= Operations Enhance and Enhance Plus =

US operations in the Vietnam War in 1972

Operations Enhance and Enhance Plus in the Vietnam War transferred large quantities of United States military equipment and bases to the South Vietnamese government in advance of the Paris Peace Accords which ended American involvement in the war. The two operations were conducted between May and December 1972.

==Operation Enhance==
In late March 1972, North Vietnam launched the Easter Offensive against South Vietnam. The communist objective was to weaken the South Vietnamese armed forces, capture additional South Vietnamese territory and weaken American resolve to continue to assist South Vietnam. The Easter Offensive was carried out in the context that North Vietnam was negotiating a peace agreement with the United States and wished to strengthen its position in South Vietnam prior to completing the agreement.
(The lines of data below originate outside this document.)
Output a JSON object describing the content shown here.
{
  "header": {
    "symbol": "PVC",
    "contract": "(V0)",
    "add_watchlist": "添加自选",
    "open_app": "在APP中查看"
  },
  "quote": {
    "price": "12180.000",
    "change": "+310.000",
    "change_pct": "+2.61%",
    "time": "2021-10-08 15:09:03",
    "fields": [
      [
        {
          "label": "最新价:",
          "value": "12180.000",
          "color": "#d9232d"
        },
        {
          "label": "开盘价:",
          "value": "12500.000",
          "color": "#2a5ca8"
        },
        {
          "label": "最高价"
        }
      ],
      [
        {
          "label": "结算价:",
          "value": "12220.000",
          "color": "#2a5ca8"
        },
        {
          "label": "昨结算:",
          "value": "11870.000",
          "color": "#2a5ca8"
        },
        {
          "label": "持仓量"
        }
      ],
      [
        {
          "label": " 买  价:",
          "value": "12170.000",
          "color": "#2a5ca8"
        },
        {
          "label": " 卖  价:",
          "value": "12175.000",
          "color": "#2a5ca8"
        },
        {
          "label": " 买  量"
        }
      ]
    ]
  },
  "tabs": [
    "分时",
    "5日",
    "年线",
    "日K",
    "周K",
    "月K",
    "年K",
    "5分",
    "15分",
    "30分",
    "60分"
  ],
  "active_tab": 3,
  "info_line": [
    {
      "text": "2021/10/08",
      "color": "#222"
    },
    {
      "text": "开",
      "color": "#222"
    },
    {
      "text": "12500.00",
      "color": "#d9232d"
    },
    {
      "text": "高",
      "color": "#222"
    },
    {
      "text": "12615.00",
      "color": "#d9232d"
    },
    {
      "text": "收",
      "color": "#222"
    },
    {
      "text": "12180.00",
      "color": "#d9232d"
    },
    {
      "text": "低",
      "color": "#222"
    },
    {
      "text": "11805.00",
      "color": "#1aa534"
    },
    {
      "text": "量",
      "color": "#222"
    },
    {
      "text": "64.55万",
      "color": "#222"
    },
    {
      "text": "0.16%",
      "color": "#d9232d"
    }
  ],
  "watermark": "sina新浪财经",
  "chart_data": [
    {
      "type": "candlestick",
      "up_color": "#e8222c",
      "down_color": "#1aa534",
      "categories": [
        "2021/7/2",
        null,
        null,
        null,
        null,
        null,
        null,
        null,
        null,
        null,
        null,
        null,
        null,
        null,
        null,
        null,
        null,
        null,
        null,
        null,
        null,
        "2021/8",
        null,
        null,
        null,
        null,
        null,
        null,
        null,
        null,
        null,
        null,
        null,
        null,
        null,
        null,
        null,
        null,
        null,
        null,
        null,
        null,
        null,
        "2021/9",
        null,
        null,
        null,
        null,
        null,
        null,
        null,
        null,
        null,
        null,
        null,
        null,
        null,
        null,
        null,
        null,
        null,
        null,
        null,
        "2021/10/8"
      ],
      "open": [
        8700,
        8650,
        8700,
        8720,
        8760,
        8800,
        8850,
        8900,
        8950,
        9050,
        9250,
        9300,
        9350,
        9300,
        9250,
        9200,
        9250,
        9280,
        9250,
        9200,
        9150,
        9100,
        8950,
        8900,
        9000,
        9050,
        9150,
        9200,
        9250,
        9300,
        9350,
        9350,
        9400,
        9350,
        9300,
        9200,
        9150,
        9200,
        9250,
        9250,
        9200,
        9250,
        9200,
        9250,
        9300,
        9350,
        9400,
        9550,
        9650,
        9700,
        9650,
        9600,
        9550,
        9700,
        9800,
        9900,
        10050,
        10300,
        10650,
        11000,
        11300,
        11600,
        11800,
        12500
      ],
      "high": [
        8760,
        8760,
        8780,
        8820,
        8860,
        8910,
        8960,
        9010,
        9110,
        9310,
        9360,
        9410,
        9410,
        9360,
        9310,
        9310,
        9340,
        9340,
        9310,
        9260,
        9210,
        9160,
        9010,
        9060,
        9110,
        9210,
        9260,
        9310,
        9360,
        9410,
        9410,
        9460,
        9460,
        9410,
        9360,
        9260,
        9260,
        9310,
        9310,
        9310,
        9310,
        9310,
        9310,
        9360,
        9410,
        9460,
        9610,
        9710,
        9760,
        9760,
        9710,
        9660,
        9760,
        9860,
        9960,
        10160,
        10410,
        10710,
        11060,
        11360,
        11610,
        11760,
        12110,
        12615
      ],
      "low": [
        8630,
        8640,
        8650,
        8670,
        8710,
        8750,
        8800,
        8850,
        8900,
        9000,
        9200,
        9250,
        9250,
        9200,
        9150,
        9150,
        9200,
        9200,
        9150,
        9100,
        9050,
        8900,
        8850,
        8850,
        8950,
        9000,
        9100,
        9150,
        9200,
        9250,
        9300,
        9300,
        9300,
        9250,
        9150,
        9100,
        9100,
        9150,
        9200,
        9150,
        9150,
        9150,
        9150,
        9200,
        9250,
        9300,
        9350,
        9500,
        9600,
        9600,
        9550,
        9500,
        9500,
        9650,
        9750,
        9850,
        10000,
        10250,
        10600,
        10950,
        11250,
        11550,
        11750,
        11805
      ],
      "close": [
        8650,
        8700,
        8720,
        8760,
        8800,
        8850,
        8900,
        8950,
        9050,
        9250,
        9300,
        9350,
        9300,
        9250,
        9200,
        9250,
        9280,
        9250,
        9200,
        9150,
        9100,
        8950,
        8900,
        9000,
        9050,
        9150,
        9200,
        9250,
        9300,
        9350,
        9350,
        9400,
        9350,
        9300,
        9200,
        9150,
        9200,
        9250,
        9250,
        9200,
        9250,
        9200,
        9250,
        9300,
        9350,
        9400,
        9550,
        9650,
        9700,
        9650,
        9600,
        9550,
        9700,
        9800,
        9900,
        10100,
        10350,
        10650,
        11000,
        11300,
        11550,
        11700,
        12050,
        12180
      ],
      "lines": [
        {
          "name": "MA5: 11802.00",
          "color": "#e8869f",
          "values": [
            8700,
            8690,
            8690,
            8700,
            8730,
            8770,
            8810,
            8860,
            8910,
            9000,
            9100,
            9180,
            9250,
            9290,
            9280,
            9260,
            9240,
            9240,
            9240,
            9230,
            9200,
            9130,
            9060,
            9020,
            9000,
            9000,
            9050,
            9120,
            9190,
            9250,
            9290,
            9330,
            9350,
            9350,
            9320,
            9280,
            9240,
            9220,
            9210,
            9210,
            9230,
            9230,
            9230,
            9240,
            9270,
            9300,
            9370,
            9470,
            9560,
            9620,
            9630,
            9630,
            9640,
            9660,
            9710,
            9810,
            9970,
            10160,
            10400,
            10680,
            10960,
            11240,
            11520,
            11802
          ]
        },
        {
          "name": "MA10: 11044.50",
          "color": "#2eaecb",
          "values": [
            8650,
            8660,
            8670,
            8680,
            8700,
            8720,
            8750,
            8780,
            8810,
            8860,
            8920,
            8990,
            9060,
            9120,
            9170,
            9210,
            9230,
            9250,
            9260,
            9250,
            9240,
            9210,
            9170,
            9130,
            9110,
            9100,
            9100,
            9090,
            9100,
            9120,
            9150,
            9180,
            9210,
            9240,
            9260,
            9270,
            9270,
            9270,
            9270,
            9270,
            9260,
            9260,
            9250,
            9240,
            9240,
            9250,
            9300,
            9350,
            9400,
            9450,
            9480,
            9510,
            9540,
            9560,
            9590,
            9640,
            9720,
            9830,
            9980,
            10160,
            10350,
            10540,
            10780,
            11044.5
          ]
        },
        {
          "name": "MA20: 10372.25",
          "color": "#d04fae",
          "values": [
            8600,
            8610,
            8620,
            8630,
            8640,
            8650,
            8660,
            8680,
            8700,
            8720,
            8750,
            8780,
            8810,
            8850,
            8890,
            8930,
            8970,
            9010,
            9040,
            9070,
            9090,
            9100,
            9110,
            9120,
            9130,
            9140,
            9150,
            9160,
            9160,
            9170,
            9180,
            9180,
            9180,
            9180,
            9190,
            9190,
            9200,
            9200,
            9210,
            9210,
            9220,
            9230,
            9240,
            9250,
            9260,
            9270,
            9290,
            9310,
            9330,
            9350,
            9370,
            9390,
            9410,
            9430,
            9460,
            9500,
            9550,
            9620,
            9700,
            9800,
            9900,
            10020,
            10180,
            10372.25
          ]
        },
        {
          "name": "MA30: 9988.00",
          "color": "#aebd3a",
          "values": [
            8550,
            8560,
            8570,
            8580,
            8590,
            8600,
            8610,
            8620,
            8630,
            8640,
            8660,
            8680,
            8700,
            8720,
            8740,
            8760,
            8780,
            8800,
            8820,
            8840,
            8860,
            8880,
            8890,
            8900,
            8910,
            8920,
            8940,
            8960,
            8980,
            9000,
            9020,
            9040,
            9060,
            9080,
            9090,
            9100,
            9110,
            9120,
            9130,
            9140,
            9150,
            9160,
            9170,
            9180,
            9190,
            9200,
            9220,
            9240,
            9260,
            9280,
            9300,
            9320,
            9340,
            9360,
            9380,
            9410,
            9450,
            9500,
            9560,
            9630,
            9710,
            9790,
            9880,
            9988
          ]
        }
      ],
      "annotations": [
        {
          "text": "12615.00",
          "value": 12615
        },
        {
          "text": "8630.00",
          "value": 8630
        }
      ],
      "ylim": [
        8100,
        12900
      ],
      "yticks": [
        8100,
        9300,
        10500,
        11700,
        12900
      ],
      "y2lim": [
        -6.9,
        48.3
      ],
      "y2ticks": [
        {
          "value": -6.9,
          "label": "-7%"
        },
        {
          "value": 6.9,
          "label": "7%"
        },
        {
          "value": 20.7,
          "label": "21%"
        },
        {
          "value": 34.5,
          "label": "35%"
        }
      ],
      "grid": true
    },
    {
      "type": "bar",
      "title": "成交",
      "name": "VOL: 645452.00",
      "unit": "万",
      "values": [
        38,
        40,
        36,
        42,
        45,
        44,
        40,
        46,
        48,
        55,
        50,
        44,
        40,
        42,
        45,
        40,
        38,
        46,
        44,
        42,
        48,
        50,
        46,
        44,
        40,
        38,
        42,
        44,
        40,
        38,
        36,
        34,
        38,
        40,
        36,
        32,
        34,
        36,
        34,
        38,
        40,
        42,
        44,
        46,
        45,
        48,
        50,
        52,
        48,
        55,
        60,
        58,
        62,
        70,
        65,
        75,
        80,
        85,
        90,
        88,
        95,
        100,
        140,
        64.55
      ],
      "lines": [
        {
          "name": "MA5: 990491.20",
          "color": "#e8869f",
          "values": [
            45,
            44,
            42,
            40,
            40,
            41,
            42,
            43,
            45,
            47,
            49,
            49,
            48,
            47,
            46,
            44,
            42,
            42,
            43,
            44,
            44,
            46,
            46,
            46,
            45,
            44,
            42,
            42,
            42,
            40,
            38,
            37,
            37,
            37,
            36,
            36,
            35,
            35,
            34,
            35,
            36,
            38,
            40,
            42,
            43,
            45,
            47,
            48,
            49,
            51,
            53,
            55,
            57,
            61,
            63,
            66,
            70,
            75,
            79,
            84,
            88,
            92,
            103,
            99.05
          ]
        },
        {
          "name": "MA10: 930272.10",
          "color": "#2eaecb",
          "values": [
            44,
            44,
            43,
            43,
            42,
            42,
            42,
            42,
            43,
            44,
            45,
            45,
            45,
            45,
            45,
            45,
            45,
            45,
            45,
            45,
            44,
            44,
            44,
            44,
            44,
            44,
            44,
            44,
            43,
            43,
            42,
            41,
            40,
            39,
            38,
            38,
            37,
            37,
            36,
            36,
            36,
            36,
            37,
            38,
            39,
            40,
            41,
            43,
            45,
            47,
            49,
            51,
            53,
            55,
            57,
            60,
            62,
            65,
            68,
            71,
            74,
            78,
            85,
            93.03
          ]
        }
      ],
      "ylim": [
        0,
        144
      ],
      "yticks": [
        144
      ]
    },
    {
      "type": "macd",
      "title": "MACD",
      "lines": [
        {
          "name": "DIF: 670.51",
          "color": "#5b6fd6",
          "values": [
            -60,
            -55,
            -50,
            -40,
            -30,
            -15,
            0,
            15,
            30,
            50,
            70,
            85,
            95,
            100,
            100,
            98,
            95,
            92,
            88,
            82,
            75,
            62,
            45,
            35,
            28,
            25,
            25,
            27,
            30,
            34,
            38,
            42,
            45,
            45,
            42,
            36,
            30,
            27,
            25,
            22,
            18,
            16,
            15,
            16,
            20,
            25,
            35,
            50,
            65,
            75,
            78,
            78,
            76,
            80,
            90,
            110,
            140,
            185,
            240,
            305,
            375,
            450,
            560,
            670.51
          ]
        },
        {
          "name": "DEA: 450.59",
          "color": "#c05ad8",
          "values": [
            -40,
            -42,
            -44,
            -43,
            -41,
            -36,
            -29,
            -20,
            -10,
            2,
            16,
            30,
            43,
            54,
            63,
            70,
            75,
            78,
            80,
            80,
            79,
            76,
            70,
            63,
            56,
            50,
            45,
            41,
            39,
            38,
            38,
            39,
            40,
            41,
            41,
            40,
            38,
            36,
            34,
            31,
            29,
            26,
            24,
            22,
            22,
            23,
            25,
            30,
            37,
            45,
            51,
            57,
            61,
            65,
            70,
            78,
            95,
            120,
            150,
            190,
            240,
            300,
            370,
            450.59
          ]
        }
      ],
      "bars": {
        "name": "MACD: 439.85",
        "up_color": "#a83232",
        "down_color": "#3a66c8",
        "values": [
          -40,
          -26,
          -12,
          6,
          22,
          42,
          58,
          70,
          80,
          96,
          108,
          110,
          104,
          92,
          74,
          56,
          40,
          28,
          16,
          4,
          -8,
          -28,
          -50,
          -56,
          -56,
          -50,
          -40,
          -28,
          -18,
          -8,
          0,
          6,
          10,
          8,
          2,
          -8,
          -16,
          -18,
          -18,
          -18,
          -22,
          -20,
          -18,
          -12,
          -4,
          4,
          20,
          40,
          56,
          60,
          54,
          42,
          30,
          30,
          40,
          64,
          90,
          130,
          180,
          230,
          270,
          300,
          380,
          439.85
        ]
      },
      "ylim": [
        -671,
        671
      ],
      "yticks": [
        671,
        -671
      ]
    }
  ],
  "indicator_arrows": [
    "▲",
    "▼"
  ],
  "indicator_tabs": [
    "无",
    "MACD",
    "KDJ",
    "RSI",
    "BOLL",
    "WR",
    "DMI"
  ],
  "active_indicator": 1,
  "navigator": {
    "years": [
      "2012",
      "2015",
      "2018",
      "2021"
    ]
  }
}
The Easter Offensive put the military forces of South Vietnam under intense pressure. After the fall of the provincial capital of Quang Tri and the capability of the South Vietnamese to stave off North Vietnam in doubt, U.S. President Richard Nixon on 17 May directed that a maximum of U.S. equipment and material be given to South Vietnam as quickly as possible. On 19 May, Nixon approved a list of equipment to be provided to South Vietnam by 1 August and Project Enhance began. Nixon also wanted to build up South Vietnamese military equipment so that, if the anticipated peace agreement declared a moratorium on introducing new military equipment, South Vietnam would have adequate supplies.

Operation Enhance provided South Vietnamese armed forces with artillery and anti-tank weapons, 69 helicopters, 55 jet fighters, 100 other aircraft, and 7 patrol boats. The equipment provided to the Army of the Republic of Vietnam (ARVN) included 2 air defense artillery battalions, 3 175mm artillery battalions, two M48A3 tank battalions and 141 BGM-71 TOW anti-tank missile launchers.

==Operation Enhance Plus==
On 20 October 1972 Nixon ordered additional U.S. military equipment to be delivered to South Vietnam. Nixon anticipated that a peace agreement would be concluded shortly and that the agreement would ban an expansion of military aid to South Vietnam and permit only a one-for-one replacement of military equipment. He wanted the South Vietnamese to have a maximum of equipment on hand before the restrictions in the peace agreement took place. The last shipment of equipment arrived on 12 December and the peace agreement was not concluded until 27 January 1973.

The equipment transfers to South Vietnam consisted of 234 F-5A and Cessna A-37 Dragonfly fighter planes, 32 Lockheed C-130 Hercules transport planes, 277 UH-1H helicopters, 72 tanks, 117 armored personnel carriers, artillery and 1,726 trucks. The cost of the equipment was about $750 million ($5.7 billion in 2015 dollars). Moreover, most of the U.S. supplied equipment of two departing South Korean divisions (approximately 38,000 men) was also given to South Vietnam. In addition, the U.S. transferred title of its military bases in South Vietnam and all the equipment on the bases to South Vietnam.

The Kelly Air Force Base history writes that the San Antonio Air Materiel Area was deeply involved in Enhance Plus. It helped transfer A-37, F-5E Tiger II, and T-38 Talon aircraft, engines, and spares. Nearly every directorate at Kelly contributed to this effort. The San Antonio Air Materiel Area set several records during this period. In addition to the transfer of A-37s, F-5s, and T-38s, over 18.3 million pounds of cargo were sent on 232 missions using C-141, C-5 Galaxy, Boeing 707 and Douglas DC-8 aircraft. Air Force Headquarters congratulated all concerned for their support in this project. They said it was proud of the ability shown by all air logistics centers and other activities to get the job done in spite of the critical time, worldwide scope of the operation, and the many actions which had to be completed.

==Impact==
As a result of Operations Enhance and Enhance Plus, South Vietnam at the end of 1972 had the fourth largest air force in the world. However, the ability of the South Vietnamese to use all this equipment and to maintain it was much in doubt. An adviser to President Nguyen Van Thieu said that the operations had political value as a sign that the U.S. would not abandon South Vietnam"

The Paris Peace Accords, signed by all parties to the war on 27 January 1973 prohibited replacement of military equipment in South Vietnam except on a one-for-one basis and ended large transfers of military equipment from the United States. The agreement also required the withdrawal of nearly all U.S. military personnel although the US would retain several thousand civilian advisers in South Vietnam.